Imagined Landscapes – Watercolor Experiments

Before the pandemic, I thought of myself as a crafter. Now, I have loftier ideas, and I think I just might be creating art.

Maybe I’m looking at the quality of my work differently, or maybe I feel like I’m using techniques that are more “arty” than “crafty” or maybe before I was just too afraid to call it art because then I was invoking a standard, a grading criteria, is it good art or bad art? I don’t really think of crafts that way – good crafts or bad crafts – no good handmade cards or bad handmade cards – all handmade is special. But, the more time I spent in my attic craft room/office/bunker, the more I didn’t care if it was good art or bad art, but it was definitely art. And, I even really really like some of it, like what I’m going to share today.

Over the past week or so, I’ve been watching a lot of tutorials from Camilla Damsbo and the youtube channel, The Mind of Watercolor. Both artists create spontaneous landscapes using wet and wet techniques. A lot of people think watercolor is so hard because you can’t control it, but the truth is you can control it to a certain extent because the paint will go where the water goes. I think watercolor is hard because it’s just hard – it’s a transparent medium that has to be layered, and if you aren’t controlling how much water is in your brush you’re going to make unhappy accidents. I could go on and on about why watercolor is hard, but in general – it will go where the water goes. What happens after that can be lovely!

So, here’s what happened when I loaded up my “brush” (credit card in this case) with paint straight from the tube, and using 100% cotton paper (this technique is not for cheap paper ) that I thoroughly wet on the top above my imaginary horizon, and spattered water through the “ground”, swiped my credit card through the water –

I wish I had taken a photo of this before I tried to add some details like trunks, and bigger blooms in the trees – it was my favorite, and the pops of yellow were crazy pretty. I kind of wrecked it, at least in my mind, when I went to fiddle.

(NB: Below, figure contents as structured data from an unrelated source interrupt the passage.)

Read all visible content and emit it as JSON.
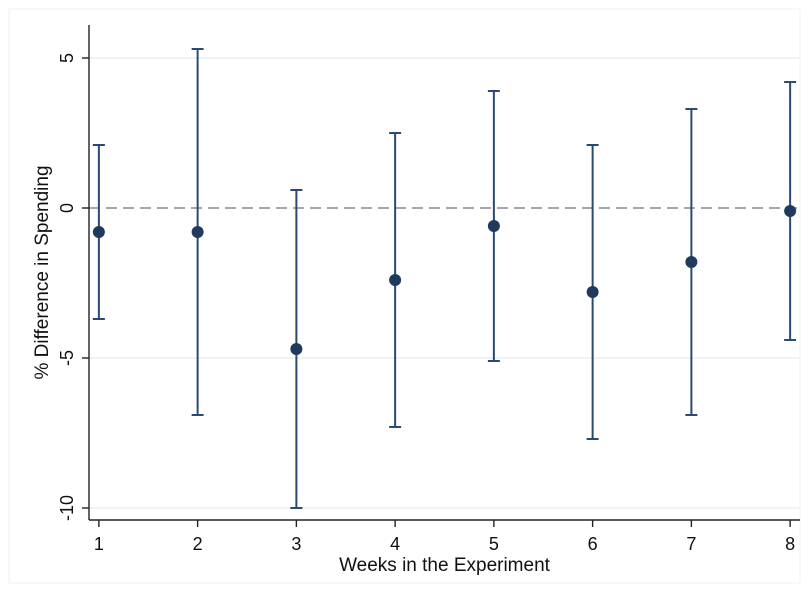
{
  "chart_data": {
    "type": "scatter",
    "title": "",
    "xlabel": "Weeks in the Experiment",
    "ylabel": "% Difference in Spending",
    "x": [
      1,
      2,
      3,
      4,
      5,
      6,
      7,
      8
    ],
    "series": [
      {
        "values": [
          -0.8,
          -0.8,
          -4.7,
          -2.4,
          -0.6,
          -2.8,
          -1.8,
          -0.1
        ],
        "ci_low": [
          -3.7,
          -6.9,
          -10.0,
          -7.3,
          -5.1,
          -7.7,
          -6.9,
          -4.4
        ],
        "ci_high": [
          2.1,
          5.3,
          0.6,
          2.5,
          3.9,
          2.1,
          3.3,
          4.2
        ]
      }
    ],
    "xlim": [
      0.9,
      8.1
    ],
    "ylim": [
      -10.4,
      6.1
    ],
    "x_ticks": [
      "1",
      "2",
      "3",
      "4",
      "5",
      "6",
      "7",
      "8"
    ],
    "y_ticks": [
      "-10",
      "-5",
      "0",
      "5"
    ],
    "y_tick_values": [
      -10,
      -5,
      0,
      5
    ],
    "reference_line": {
      "y": 0,
      "style": "dashed"
    },
    "grid": true,
    "colors": {
      "marker": "#1f3a5c",
      "errorbar": "#2b4a73",
      "reference": "#8a8a8a",
      "grid": "#e8ecef",
      "axis": "#222222"
    }
  }
}
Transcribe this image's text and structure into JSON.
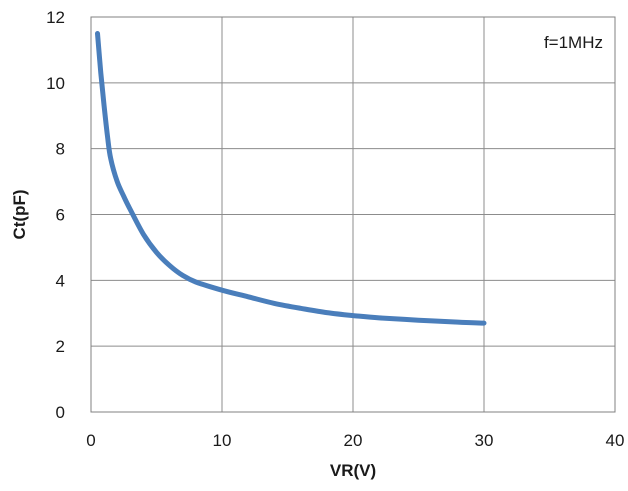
{
  "chart_data": {
    "type": "line",
    "title": "",
    "xlabel": "VR(V)",
    "ylabel": "Ct(pF)",
    "annotation": "f=1MHz",
    "xlim": [
      0,
      40
    ],
    "ylim": [
      0,
      12
    ],
    "xticks": [
      0,
      10,
      20,
      30,
      40
    ],
    "yticks": [
      0,
      2,
      4,
      6,
      8,
      10,
      12
    ],
    "grid": true,
    "legend": "none",
    "series": [
      {
        "color": "#4a7ebb",
        "x": [
          0.5,
          0.75,
          1,
          1.25,
          1.5,
          2,
          2.5,
          3,
          4,
          5,
          6,
          7,
          8,
          10,
          12,
          14,
          16,
          18,
          20,
          22,
          25,
          28,
          30
        ],
        "y": [
          11.5,
          10.3,
          9.3,
          8.4,
          7.7,
          7.0,
          6.55,
          6.15,
          5.4,
          4.85,
          4.45,
          4.15,
          3.95,
          3.7,
          3.5,
          3.3,
          3.15,
          3.02,
          2.93,
          2.86,
          2.79,
          2.73,
          2.7
        ]
      }
    ]
  }
}
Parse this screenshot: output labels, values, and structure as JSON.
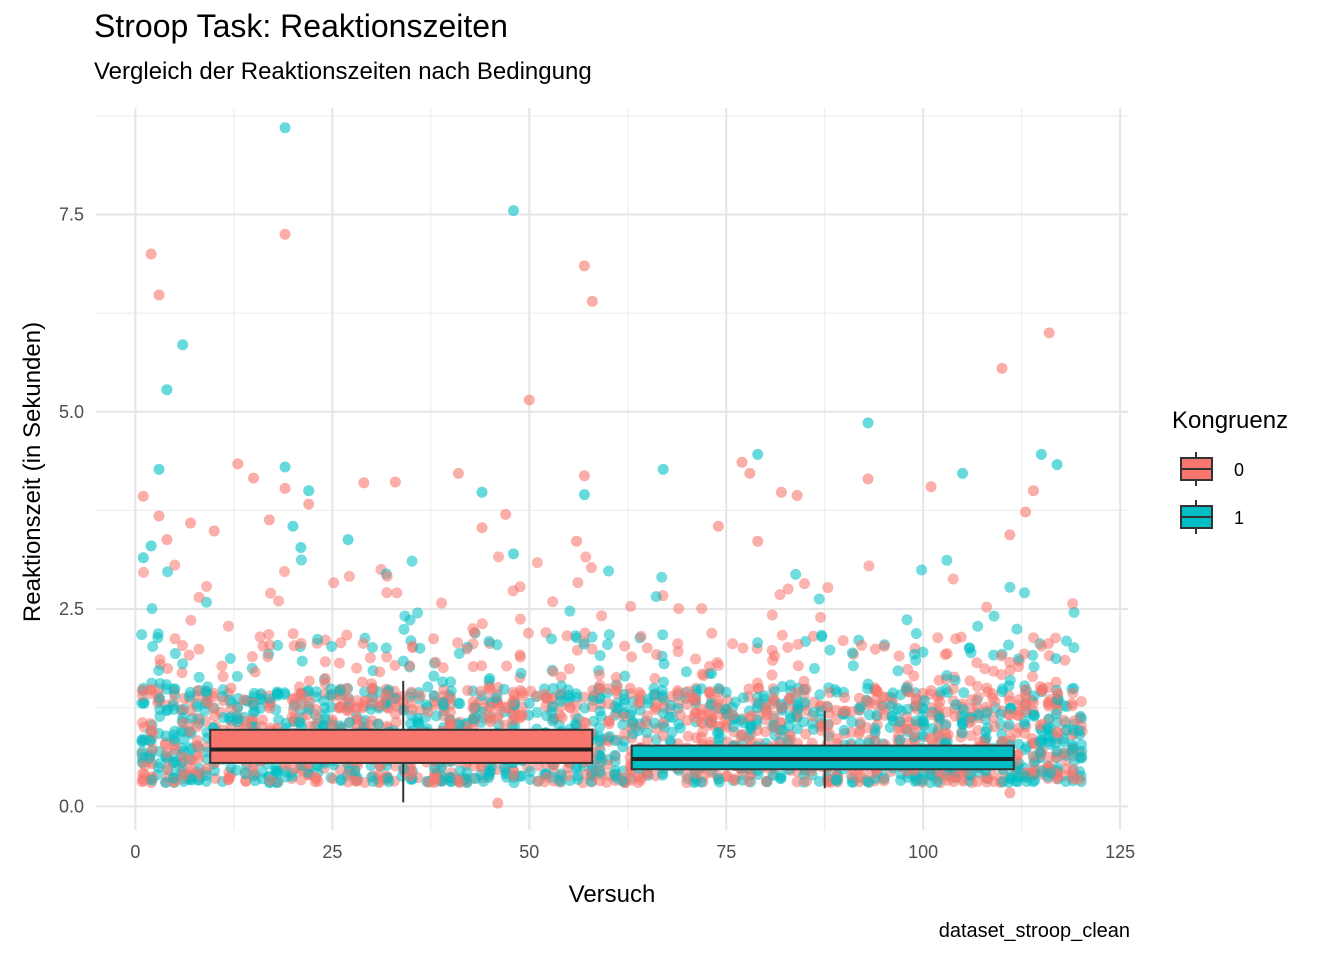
{
  "chart_data": {
    "type": "scatter",
    "title": "Stroop Task: Reaktionszeiten",
    "subtitle": "Vergleich der Reaktionszeiten nach Bedingung",
    "caption": "dataset_stroop_clean",
    "xlabel": "Versuch",
    "ylabel": "Reaktionszeit (in Sekunden)",
    "xlim": [
      -5,
      126
    ],
    "ylim": [
      -0.3,
      8.85
    ],
    "x_ticks": [
      0,
      25,
      50,
      75,
      100,
      125
    ],
    "x_tick_labels": [
      "0",
      "25",
      "50",
      "75",
      "100",
      "125"
    ],
    "y_ticks": [
      0,
      2.5,
      5,
      7.5
    ],
    "y_tick_labels": [
      "0.0",
      "2.5",
      "5.0",
      "7.5"
    ],
    "grid": true,
    "legend": {
      "title": "Kongruenz",
      "placement": "right",
      "entries": [
        {
          "label": "0",
          "color": "#F8766D"
        },
        {
          "label": "1",
          "color": "#00BFC4"
        }
      ]
    },
    "series": [
      {
        "name": "0",
        "color": "#F8766D",
        "outliers": [
          [
            1,
            3.93
          ],
          [
            2,
            7.0
          ],
          [
            3,
            6.48
          ],
          [
            3,
            3.68
          ],
          [
            4,
            3.38
          ],
          [
            7,
            3.59
          ],
          [
            10,
            3.49
          ],
          [
            13,
            4.34
          ],
          [
            15,
            4.16
          ],
          [
            17,
            3.63
          ],
          [
            19,
            7.25
          ],
          [
            19,
            4.03
          ],
          [
            22,
            3.83
          ],
          [
            29,
            4.1
          ],
          [
            33,
            4.11
          ],
          [
            41,
            4.22
          ],
          [
            44,
            3.53
          ],
          [
            47,
            3.7
          ],
          [
            50,
            5.15
          ],
          [
            56,
            3.36
          ],
          [
            57,
            6.85
          ],
          [
            57,
            4.19
          ],
          [
            58,
            6.4
          ],
          [
            74,
            3.55
          ],
          [
            77,
            4.36
          ],
          [
            78,
            4.22
          ],
          [
            79,
            3.36
          ],
          [
            82,
            3.98
          ],
          [
            84,
            3.94
          ],
          [
            93,
            4.15
          ],
          [
            101,
            4.05
          ],
          [
            110,
            5.55
          ],
          [
            111,
            3.44
          ],
          [
            113,
            3.73
          ],
          [
            114,
            4.0
          ],
          [
            116,
            6.0
          ],
          [
            46,
            0.04
          ],
          [
            111,
            0.17
          ]
        ],
        "box": {
          "x_start": 9.5,
          "x_end": 58,
          "x_center": 34,
          "q1": 0.55,
          "median": 0.72,
          "q3": 0.97,
          "whisker_low": 0.05,
          "whisker_high": 1.59
        }
      },
      {
        "name": "1",
        "color": "#00BFC4",
        "outliers": [
          [
            19,
            8.6
          ],
          [
            48,
            7.55
          ],
          [
            6,
            5.85
          ],
          [
            4,
            5.28
          ],
          [
            3,
            4.27
          ],
          [
            19,
            4.3
          ],
          [
            22,
            4.0
          ],
          [
            44,
            3.98
          ],
          [
            57,
            3.95
          ],
          [
            67,
            4.27
          ],
          [
            79,
            4.46
          ],
          [
            93,
            4.86
          ],
          [
            105,
            4.22
          ],
          [
            115,
            4.46
          ],
          [
            117,
            4.33
          ],
          [
            20,
            3.55
          ],
          [
            48,
            3.2
          ],
          [
            1,
            3.15
          ],
          [
            2,
            3.3
          ],
          [
            21,
            3.28
          ],
          [
            27,
            3.38
          ]
        ],
        "box": {
          "x_start": 63,
          "x_end": 111.5,
          "x_center": 87.5,
          "q1": 0.47,
          "median": 0.6,
          "q3": 0.77,
          "whisker_low": 0.23,
          "whisker_high": 1.21
        }
      }
    ]
  }
}
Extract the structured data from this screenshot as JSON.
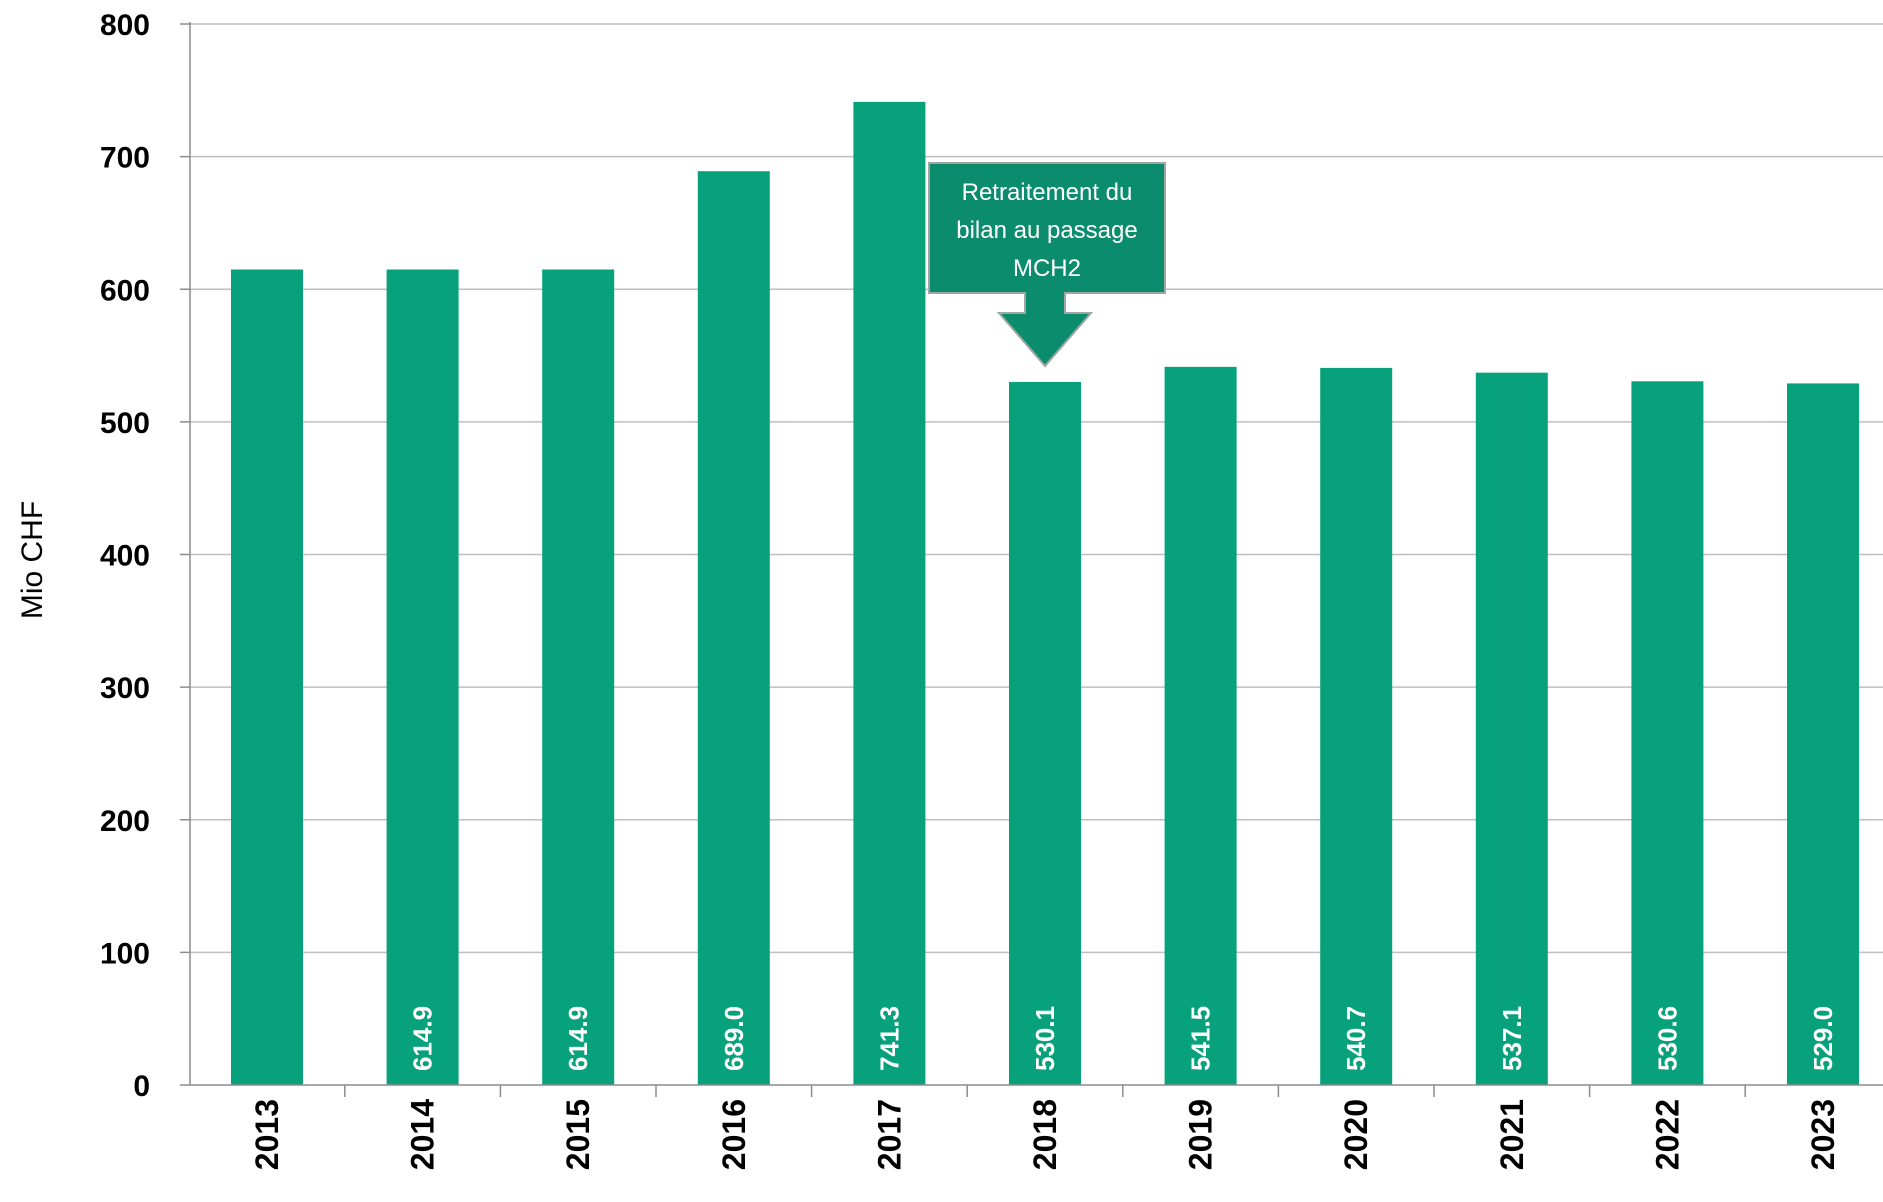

Then there was this one, where my fiddling was more successful, although my trees definitely need some work:

Lovely right? When you dip the loaded up credit card into the water, the paint immediately takes flight across the page – its so exhilarating and relaxing all at the same time. Watercolor is difficult, but look at this, look at this! The hours of aggravation – and there are hours and there will continue to be hours of frustration – are worth it.

And then my favorite! I figured that if you could use this technique to construct an imaginary landscape, why not a bouquet of flowers? So, I “drew” a line of water up the center of the paper, and put blobs of water where I thought there might be blooms or bulbs. The result wasn’t what I was going for, but no frustration here – just went with it. Instead of flowers, I created a feather:

I think I’m going to put it in a frame. It’s probably going to go in the bathroom, but up on a wall nonetheless. I don’t know why I love it so much, but I do.

I would make a hundred of these things – one after another – if the paper weren’t so precious. And, I’ve really come to a point where I don’t treat paper as precious – it’s just paper. But some paper is better than other paper, and I’ll probably save this technique for a day when I need a real pick me up. Unfortunately, these days, that could be every day, but I’ll save it for those really low days, days that can be rescued by vibrant color swirling around in pools of water, become trees, and feathers, and flowers and light.